専門課程に進級した一九六五年は、経済白書で戦後は終わったと宣言した一九五五年から二〇年続く高度経済成長の真っただ中だったとはいえ一般庶民の生活水準は低く、富める資本家に労働者階級は搾取されているという共産主義の構図は、実経済を知らない学生には単純に納得できた。ゼミの友人の下宿先での民主青年同盟への勧誘も就職の際の不利を意識しながらも共産主義こそ正義と思い即決した。これが退職後思わぬ形で跳ね返って来るとは思いもよらなかった。

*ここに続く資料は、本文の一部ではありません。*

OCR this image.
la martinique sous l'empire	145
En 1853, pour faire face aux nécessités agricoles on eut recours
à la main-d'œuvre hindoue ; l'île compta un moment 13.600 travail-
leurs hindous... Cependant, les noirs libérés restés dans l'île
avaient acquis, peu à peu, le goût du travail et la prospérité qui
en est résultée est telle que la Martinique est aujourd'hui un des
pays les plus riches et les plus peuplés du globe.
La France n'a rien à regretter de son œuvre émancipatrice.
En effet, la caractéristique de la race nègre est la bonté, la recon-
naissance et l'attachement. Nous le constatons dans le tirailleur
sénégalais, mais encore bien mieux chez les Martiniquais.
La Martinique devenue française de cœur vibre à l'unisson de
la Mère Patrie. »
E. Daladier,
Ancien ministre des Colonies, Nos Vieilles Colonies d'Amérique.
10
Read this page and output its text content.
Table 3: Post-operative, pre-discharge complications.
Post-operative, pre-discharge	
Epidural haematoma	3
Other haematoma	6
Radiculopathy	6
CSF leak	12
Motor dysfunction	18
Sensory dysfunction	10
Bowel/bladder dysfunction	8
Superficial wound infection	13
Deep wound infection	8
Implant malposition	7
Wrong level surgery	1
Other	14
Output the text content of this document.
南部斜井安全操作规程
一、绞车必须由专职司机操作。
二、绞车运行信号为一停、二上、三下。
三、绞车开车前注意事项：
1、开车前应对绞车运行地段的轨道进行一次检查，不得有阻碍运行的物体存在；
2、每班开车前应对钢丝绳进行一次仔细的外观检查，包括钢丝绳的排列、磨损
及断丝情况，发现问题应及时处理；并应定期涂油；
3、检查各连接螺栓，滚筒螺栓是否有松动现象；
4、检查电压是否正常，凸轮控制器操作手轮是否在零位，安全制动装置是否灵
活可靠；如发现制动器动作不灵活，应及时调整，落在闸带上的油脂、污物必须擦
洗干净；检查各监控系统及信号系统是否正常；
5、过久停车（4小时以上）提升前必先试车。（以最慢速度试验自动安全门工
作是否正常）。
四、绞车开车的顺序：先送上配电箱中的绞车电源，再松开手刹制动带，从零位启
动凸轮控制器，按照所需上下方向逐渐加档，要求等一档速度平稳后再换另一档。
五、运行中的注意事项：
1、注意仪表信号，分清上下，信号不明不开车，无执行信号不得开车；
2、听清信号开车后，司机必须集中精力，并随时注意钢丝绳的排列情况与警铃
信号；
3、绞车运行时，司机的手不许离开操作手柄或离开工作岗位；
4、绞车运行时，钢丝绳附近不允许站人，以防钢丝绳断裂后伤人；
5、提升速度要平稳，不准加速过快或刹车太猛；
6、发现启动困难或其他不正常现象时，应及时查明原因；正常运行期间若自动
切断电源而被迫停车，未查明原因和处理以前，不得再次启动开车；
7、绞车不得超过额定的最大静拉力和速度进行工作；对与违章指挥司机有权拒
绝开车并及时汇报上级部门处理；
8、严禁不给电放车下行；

ところでマルクス主義の根幹をなす労働価値説やヘーゲルの弁証法

「矛盾の相克により物事は進歩する。すべてのものは自己矛盾(正と反)をはらんでいるが、それらを否定せず深めていけば、より高次のものへ昇華されていく」

という考え方は、仕事を進めるうえでも大いに役立った。

仕事と家庭――寝耳に水

私は一九六七年大学を卒業し中堅の自動車メーカーに入社した。配属先は航空機工場の工務課生産計画係で戦後初の国産機YS一一など民需を担当した。

そのうちYS一一が大赤字であることが分かった。多分前任者もそれを承知の上で業務を遂行していたのだと思ったが、民需の健全な体質構築のためには外注して黒字化を図るべきだと進言した。そして計画を立案した。

本社から事業部長が出席され会議が催されたが一言も発言できず、会議中退席して良しと言われ、すごすごと肩を落として退席した。その働きが認められたのか本社の航空機部業務課に戻されたが、経理に疎く又電話で仕事を進めるには力不足であった。